The format is, as stated, text (i.e. ASCII) based, with the reason was that this ensured that data could be stored and transferred on a wide range of media. At the time of writing the report, there existed FORTRAN-implementations (for both Nord-10/S and UNIVAC 1100) for reading and writing. Nowadays, there exists several closed-source readers and writes for the format (implemented by several Norwegian GIS vendors), in addition to several Open Source readers.

The format is slated for replacement by some GML-variation, but we are still waiting. There is also GDAL/OGR support for the format, courtesy of Statens Kartverk. However, this requires a lot of hoop-jumping and make-magic on Linux. In addition, the current implementation does not work with utf-8, which is a major drawback as most .SOS-files these days are in fact utf-8.

So, there we are. The official Norwegian format for exchange of geographic information in 2018 is a nearly 40 year old plain text format. And the crazy thing is that this Norwegian oddity is actually something other countries are envious about, as we actually have a common, open (!), standard for this purpose, not some de-facto reverse-engineered binary format.

And, why indeed, why should the age of a format be an issue, as long as it works?

The Open Geospatial Data Ecosystem

This summer my first peer-reviewed article, “The Open Geospatial Data Ecosystem”, was published in “Kart og plan”. Unfortunately, the journal is not that digital, and they decided to withhold the issue from the web for a year, “in order to protect the printed version”. What?!

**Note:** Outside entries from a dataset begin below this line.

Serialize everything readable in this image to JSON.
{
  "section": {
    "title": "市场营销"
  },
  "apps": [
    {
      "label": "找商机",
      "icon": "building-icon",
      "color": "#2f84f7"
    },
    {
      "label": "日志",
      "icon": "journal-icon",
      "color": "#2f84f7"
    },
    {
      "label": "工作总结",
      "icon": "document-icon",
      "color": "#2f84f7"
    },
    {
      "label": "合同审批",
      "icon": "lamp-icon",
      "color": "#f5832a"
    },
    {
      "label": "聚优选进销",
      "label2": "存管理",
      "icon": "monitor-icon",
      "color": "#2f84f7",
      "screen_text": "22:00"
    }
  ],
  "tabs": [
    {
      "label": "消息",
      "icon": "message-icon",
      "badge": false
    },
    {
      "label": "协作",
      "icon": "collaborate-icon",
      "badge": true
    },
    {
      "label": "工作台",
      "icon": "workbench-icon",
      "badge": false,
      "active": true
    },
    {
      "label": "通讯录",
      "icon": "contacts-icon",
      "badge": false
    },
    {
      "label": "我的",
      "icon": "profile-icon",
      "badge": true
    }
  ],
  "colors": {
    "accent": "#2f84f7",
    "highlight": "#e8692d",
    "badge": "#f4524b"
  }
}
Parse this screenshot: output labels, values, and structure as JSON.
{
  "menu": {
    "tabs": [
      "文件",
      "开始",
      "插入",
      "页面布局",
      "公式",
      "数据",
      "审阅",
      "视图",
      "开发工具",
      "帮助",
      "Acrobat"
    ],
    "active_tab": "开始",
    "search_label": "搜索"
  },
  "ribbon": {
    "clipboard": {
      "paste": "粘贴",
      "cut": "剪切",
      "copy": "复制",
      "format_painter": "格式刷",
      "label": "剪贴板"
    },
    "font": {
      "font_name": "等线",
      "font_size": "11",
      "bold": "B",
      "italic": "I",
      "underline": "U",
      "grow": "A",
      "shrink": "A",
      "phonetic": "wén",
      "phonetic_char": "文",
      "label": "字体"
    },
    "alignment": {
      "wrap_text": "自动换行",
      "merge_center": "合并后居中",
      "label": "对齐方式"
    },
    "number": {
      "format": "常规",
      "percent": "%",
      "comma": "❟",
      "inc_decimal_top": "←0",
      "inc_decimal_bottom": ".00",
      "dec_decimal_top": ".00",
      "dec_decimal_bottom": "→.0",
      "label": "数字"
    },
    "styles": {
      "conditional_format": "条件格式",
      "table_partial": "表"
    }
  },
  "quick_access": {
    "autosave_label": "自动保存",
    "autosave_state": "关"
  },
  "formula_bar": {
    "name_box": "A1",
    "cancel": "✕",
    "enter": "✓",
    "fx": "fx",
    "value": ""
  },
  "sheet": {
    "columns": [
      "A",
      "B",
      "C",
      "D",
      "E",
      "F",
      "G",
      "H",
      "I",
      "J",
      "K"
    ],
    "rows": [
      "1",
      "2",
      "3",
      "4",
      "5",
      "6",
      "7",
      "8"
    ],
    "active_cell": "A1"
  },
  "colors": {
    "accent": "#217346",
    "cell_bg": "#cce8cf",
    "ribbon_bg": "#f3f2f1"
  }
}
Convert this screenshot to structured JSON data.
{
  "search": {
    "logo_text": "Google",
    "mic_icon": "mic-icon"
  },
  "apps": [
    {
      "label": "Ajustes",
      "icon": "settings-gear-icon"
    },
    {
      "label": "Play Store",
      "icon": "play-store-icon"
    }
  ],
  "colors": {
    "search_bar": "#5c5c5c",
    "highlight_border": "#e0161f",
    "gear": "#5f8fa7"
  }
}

However, I was provided a link to a pdf of my article, and told I could distribute it. I interpret this as an approval of me publishing the article on my blog, so that is exactly what I’ll do.

The full article can be downloaded here: http://docs.atlefren.net/ogde.pdf, and the abstract is provided here:

Open Governmental Data, Linked Open Data, Open Government, Volunteered Geographic Information, Participatory GIS, and Free and Open Source Software are all parts of The Open Geospatial Data Ecosystem. How do these data types shape what we define as Open Geospatial Data; Open Data of a geospatial nature? While all these areas are well described in the literature, there is a lack of a formal definition and exploration of the concept of Open Geospatial Data as a whole. A review of current research, case-studies, and real-world examples, such as OpenStreetMap, reveal some common features; governments are a large source of open data due to their historical role and as a result of political pressure on making data public, and the large role volunteers play both in collecting and managing open data and in developing open source tools. This article provides a common base for discussion. Open Geospatial data will be even more important as it matures and more governments and corporations release and use open data.